The function ________ is used in R to create user-defined functions.
- create_function()
- define_function()
- function()
- user_function()
In R, the function() keyword is used to create user-defined functions. It is followed by a set of parentheses that can contain function arguments, and then the function body is enclosed in curly braces.
In dplyr, which function combines two data frames horizontally?
- bind_rows()
- cbind()
- combine()
- merge()
In dplyr, the bind_rows() function is used to combine two data frames horizontally. It stacks the rows of the second data frame below the first, assuming the columns have the same names and types. merge() is used for more complex merging, and cbind() is a base R function for column binding. combine() is not a valid function in this context.
When analyzing a case study for a logistics company, which key performance indicator (KPI) is most relevant for assessing delivery efficiency?
- Customer Acquisition Cost
- Employee Satisfaction Score
- On-time Delivery Rate
- Return on Investment (ROI)
The On-time Delivery Rate is the most relevant KPI for assessing delivery efficiency in a logistics company. It measures the percentage of deliveries that are made on time, reflecting the company's ability to meet customer expectations regarding delivery timelines.
To ensure effective data-driven decision making, data must be _______ and reliable.
- Abundant
- Accessible
- Accurate
- Adaptive
To ensure effective data-driven decision making, data must be accurate and reliable. Accuracy is crucial to avoid making decisions based on faulty information, and reliability ensures consistency in data quality.
In a scenario where a company is facing declining sales, what type of reporting technique would be best to identify the underlying causes?
- Comparative Analysis
- Descriptive Analysis
- Predictive Analysis
- Trend Analysis
Trend analysis would be the most suitable reporting technique in this scenario. It helps identify patterns and trends over time, allowing analysts to understand the factors contributing to declining sales. Comparative analysis focuses on comparisons between different entities, which may not be as effective in this context.
What role does predictive analytics play in data-driven decision making?
- It analyzes current data to identify patterns and trends.
- It focuses on creating data visualizations to communicate insights.
- It involves testing hypotheses and drawing conclusions from data samples.
- It uses historical data and statistical algorithms to make predictions about future outcomes.

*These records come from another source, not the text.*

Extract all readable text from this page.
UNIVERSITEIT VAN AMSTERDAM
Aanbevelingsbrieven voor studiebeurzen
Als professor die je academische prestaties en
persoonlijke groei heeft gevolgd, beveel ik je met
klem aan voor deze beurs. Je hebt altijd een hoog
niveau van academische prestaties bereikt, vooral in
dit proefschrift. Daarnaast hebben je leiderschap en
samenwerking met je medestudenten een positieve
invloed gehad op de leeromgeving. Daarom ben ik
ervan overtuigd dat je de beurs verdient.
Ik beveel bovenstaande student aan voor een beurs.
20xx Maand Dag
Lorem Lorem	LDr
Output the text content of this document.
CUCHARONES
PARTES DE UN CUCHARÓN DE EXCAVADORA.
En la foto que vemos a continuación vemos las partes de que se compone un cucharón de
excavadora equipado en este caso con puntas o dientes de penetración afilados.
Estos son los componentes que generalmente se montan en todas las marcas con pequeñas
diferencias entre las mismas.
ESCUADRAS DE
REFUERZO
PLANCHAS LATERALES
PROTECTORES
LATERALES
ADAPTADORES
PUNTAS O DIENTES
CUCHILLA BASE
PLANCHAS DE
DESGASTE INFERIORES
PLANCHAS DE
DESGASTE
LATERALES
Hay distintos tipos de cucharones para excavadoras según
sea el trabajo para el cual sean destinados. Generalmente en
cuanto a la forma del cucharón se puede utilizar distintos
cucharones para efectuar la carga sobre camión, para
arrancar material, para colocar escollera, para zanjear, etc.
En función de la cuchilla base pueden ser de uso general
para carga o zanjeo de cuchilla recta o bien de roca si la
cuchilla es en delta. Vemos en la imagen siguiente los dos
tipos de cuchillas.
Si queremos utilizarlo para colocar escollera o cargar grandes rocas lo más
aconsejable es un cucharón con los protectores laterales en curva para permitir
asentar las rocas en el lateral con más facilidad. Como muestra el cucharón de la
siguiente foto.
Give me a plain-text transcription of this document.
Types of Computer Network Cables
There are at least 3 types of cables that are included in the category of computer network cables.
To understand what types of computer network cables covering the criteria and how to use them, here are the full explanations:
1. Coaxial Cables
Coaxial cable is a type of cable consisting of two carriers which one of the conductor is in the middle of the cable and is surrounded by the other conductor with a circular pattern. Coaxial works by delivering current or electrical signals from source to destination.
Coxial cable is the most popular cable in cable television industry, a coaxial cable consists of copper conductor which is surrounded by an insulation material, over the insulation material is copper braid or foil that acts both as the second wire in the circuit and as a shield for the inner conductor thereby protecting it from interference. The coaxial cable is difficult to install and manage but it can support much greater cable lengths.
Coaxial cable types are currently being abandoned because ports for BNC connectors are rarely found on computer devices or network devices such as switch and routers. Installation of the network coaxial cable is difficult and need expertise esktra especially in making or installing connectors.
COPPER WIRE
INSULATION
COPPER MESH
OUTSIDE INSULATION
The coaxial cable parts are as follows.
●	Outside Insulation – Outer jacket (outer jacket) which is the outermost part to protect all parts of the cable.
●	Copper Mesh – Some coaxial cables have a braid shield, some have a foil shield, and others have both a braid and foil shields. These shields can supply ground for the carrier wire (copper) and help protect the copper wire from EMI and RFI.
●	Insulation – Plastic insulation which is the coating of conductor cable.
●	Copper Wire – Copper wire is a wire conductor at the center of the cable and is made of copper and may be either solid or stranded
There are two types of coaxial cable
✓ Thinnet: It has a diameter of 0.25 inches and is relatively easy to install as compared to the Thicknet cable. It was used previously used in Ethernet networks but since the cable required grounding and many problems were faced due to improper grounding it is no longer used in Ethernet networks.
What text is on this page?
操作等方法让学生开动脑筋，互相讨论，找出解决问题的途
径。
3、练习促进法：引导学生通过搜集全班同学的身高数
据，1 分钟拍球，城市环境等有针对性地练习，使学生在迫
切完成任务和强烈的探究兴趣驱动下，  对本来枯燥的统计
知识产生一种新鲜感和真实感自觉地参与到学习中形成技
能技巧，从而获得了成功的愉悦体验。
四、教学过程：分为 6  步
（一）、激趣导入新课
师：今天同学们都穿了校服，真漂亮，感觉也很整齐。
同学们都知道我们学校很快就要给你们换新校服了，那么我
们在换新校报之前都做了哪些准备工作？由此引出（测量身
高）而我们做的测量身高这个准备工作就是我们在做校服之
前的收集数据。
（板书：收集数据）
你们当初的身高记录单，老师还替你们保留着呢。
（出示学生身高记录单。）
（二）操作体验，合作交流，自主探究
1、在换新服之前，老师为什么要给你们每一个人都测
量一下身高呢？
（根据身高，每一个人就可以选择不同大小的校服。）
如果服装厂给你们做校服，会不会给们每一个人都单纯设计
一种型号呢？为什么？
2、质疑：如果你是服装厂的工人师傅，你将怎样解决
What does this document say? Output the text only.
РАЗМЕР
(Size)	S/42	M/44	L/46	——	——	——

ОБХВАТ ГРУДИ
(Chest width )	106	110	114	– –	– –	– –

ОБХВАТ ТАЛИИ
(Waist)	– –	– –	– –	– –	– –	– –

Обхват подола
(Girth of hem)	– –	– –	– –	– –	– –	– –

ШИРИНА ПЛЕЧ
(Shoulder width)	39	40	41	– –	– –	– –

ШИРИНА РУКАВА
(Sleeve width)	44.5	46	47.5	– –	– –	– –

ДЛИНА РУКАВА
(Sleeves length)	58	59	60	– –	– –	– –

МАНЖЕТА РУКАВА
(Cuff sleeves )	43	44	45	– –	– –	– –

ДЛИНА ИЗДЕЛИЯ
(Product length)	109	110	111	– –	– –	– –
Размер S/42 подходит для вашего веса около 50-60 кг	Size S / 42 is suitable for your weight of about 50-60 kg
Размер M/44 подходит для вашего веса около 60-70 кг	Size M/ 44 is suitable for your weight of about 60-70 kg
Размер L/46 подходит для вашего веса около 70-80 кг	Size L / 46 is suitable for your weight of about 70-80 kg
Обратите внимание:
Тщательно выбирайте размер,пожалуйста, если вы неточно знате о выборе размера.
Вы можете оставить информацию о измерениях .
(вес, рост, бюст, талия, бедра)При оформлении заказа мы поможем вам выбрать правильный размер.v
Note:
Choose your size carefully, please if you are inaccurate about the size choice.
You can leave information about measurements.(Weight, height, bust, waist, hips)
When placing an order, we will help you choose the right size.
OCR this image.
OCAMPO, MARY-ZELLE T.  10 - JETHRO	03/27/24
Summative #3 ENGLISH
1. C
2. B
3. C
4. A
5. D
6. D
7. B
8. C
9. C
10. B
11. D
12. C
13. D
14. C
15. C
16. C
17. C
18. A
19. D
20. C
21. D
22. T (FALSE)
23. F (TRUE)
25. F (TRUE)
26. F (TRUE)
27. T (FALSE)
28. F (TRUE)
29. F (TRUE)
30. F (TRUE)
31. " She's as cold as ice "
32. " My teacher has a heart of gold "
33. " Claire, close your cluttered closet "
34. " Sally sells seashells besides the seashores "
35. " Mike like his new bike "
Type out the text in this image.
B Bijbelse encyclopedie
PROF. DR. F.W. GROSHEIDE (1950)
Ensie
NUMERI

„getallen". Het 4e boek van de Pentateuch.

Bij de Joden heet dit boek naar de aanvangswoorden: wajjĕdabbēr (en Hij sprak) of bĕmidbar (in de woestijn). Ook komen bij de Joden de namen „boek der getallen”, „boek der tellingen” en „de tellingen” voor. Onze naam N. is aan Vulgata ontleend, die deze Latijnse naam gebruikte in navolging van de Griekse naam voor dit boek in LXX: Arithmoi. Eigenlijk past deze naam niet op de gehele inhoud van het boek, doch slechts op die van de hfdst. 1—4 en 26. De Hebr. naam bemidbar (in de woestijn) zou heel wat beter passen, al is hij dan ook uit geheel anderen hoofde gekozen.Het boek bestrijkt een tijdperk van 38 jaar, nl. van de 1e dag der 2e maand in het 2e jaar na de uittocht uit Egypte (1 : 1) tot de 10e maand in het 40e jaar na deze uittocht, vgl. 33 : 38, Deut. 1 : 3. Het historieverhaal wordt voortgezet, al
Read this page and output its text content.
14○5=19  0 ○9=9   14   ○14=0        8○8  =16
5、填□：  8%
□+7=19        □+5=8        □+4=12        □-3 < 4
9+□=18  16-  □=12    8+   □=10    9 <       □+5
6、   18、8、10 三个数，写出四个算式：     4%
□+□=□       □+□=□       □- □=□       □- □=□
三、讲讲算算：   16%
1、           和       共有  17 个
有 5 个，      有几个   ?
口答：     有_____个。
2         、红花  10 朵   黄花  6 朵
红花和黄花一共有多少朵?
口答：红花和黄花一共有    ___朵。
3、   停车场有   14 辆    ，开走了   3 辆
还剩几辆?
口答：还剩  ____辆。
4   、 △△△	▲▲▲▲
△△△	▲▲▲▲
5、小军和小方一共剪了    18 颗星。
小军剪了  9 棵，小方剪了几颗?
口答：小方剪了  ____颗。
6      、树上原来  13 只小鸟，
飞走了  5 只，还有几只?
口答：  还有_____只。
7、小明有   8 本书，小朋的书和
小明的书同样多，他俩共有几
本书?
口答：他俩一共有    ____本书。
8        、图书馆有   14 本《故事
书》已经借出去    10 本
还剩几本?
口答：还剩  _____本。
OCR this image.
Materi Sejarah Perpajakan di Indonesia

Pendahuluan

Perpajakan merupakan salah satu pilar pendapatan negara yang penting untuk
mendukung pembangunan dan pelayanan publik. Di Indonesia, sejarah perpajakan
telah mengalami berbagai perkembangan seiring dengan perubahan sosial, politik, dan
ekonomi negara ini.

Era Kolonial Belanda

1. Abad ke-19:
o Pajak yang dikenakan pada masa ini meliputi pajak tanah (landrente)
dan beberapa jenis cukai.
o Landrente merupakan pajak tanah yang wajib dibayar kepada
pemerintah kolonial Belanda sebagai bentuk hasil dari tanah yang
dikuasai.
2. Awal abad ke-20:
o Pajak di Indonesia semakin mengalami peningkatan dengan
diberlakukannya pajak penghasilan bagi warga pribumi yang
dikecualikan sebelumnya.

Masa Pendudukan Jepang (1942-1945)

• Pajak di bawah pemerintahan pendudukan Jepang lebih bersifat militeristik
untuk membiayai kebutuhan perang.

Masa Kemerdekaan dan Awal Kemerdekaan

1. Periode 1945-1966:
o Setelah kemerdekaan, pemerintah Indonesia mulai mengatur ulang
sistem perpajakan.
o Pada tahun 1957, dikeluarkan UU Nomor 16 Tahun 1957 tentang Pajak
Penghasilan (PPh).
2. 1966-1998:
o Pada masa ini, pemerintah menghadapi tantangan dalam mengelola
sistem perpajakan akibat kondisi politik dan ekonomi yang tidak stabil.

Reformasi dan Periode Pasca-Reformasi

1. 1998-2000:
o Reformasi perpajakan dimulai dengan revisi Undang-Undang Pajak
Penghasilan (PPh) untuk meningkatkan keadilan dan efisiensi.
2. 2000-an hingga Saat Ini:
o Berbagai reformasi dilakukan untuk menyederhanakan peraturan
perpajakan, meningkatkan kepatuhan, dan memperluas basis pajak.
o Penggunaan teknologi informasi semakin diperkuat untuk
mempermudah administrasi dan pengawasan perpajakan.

Predictive analytics plays a crucial role in data-driven decision making by utilizing historical data and statistical algorithms to make predictions about future outcomes. It enables organizations to anticipate trends, make proactive decisions, and optimize processes based on expected future scenarios.
_______ is a technique used to handle imbalanced datasets in predictive model training.
- K-Means Clustering
- Mean Imputation
- Principal Component Analysis
- SMOTE (Synthetic Minority Over-sampling Technique)
SMOTE (Synthetic Minority Over-sampling Technique) is a technique used to handle imbalanced datasets in predictive model training. It generates synthetic samples for the minority class to balance the dataset and improve the model's performance on minority class instances.
A data warehouse that is designed to focus on a specific business area or department is called a _______.
- Data Cluster
- Data Mart
- Data Silo
- Data Warehouse
A Data Mart is a subset of a data warehouse that is designed to focus on a specific business area or department. It contains a more specialized set of data that is relevant to a particular group of users.
During the transform phase of ETL, what is a key task performed on the data?
- Cleaning and restructuring
- Data extraction
- Data loading
- Indexing
In the transform phase of ETL (Extract, Transform, Load), a key task is cleaning and restructuring the data. This involves operations such as filtering, aggregating, and transforming the data to make it suitable for the target system or database.
The _______ method combines multiple weak models to create a stronger predictive model.
- Classification
- Clustering
- Ensemble
- Regression
The Ensemble method combines multiple weak models (such as decision trees) to create a more robust and accurate predictive model. This approach aims to reduce overfitting and improve generalization.